Managing Type 1 Diabetes Is Tricky. Can AI Help?

Managing Type 1 Diabetes Is Tricky. Can AI Help?

The week before heading off to college, Harry Emerson was diagnosed with type 1 diabetes. Without the ability to produce insulin, the hormone that transports blood sugar to fuel other cells, he’d need help from medical devices to survive, his doctors told him. Eager to get on with school, Emerson rushed through the process of familiarizing himself with the technology, then went off to university.

Because people with type 1 diabetes make very little or no insulin on their own, they need to keep careful track of their blood sugar as it changes throughout the day. They inject insulin when their blood sugar is too high or when it’s about to spike after a meal and keep fast-acting carbs ready to eat when it dips too low. The mental math can be dizzying. “Every time I eat, I have to make a decision,” Emerson says. “So many subtle factors have minuscule effects that add up, and it’s impossible to consider them all.”
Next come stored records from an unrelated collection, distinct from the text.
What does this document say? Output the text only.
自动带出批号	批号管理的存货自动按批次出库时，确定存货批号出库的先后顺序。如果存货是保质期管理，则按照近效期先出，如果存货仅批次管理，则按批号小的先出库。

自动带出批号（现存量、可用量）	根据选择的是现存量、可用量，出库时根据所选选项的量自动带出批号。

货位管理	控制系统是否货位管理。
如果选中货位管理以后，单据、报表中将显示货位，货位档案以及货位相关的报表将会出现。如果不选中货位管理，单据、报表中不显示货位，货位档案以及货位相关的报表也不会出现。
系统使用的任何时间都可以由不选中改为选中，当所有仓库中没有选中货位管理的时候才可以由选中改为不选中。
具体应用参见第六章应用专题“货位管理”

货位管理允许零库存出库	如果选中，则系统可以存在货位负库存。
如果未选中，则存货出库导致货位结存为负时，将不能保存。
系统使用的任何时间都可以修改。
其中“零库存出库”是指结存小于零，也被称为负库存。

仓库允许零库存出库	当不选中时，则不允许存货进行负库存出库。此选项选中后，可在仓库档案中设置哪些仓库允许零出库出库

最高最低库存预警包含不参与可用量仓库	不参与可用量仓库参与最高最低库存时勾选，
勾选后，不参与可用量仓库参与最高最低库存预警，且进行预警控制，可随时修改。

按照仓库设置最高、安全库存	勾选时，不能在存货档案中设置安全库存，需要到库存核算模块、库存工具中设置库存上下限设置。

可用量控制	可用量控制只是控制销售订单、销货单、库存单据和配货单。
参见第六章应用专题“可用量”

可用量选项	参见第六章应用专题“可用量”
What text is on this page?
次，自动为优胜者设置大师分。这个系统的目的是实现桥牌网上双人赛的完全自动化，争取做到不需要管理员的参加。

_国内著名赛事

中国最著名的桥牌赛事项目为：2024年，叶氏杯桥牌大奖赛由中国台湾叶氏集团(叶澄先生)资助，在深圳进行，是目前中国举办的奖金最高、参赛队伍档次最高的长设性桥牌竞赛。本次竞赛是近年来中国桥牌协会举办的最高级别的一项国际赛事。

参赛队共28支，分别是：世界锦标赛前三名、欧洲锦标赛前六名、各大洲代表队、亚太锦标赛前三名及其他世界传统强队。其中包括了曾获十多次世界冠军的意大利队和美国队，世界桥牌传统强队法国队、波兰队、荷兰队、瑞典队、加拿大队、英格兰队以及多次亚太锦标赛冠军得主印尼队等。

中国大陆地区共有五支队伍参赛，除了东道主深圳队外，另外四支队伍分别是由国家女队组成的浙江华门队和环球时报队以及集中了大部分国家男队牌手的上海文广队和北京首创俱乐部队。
For many, tracking this data means finger pricks, manually logging the results from their blood glucose monitor every few hours, and injecting insulin accordingly. But those privileged enough to access state-of-the-art devices can outsource some of their decision-making to machines. Continuous glucose monitors, or CGMs, measure blood sugar every few minutes via a tiny sensor under the skin, sending readings to a pocket-sized monitor or smartphone. Insulin pumps, tucked in a pocket or clipped on a waistband, release a steady stream throughout the day and extra doses around mealtimes. If the CGM can talk to the insulin pump in what’s called a “closed-loop” system, it can adjust doses to keep blood sugar within a target range, similar to the way a thermostat heats or cools a room.

These control algorithms work, but they rely on hard-coded rules that make devices inflexible and reactive. And even the fanciest systems can’t get around life’s imperfections. Just as a phone’s fitness app can’t track steps you take when you’re phoneless, a CGM can’t send data if you forget to bring your monitor with you. Anyone who’s tracked macros knows how tricky it is to accurately count carbs. And for many, eating three predictably timed meals a day feels about as realistic as going to bed at the same time every night.

Now a PhD student at the University of Bristol’s Department of Engineering Mathematics, Emerson studies how machine learning can help people live with type 1 diabetes—without thinking about it too hard. In a June study published in the Journal of Biomedical Informatics, Emerson collaborated with the University Hospital Southampton to teach a machine learning algorithm to keep virtual diabetes patients alive. The team trained the AI on data from seven months in the lives of 30 simulated patients, and it learned how much insulin to deliver in a variety of real-life scenarios. It was able to figure out a dosing strategy on par with commercial controllers, yet it needed only two months of training data to do so—less than a tenth required by previously tested algorithms.

To Emerson, machine learning algorithms present an intriguing alternative to conventional systems because they evolve. “Current control algorithms are rigidly defined and derived from lengthy periods of patient observation,” he says, adding that this training is also costly. “It’s not necessarily practical to keep going about it that way.”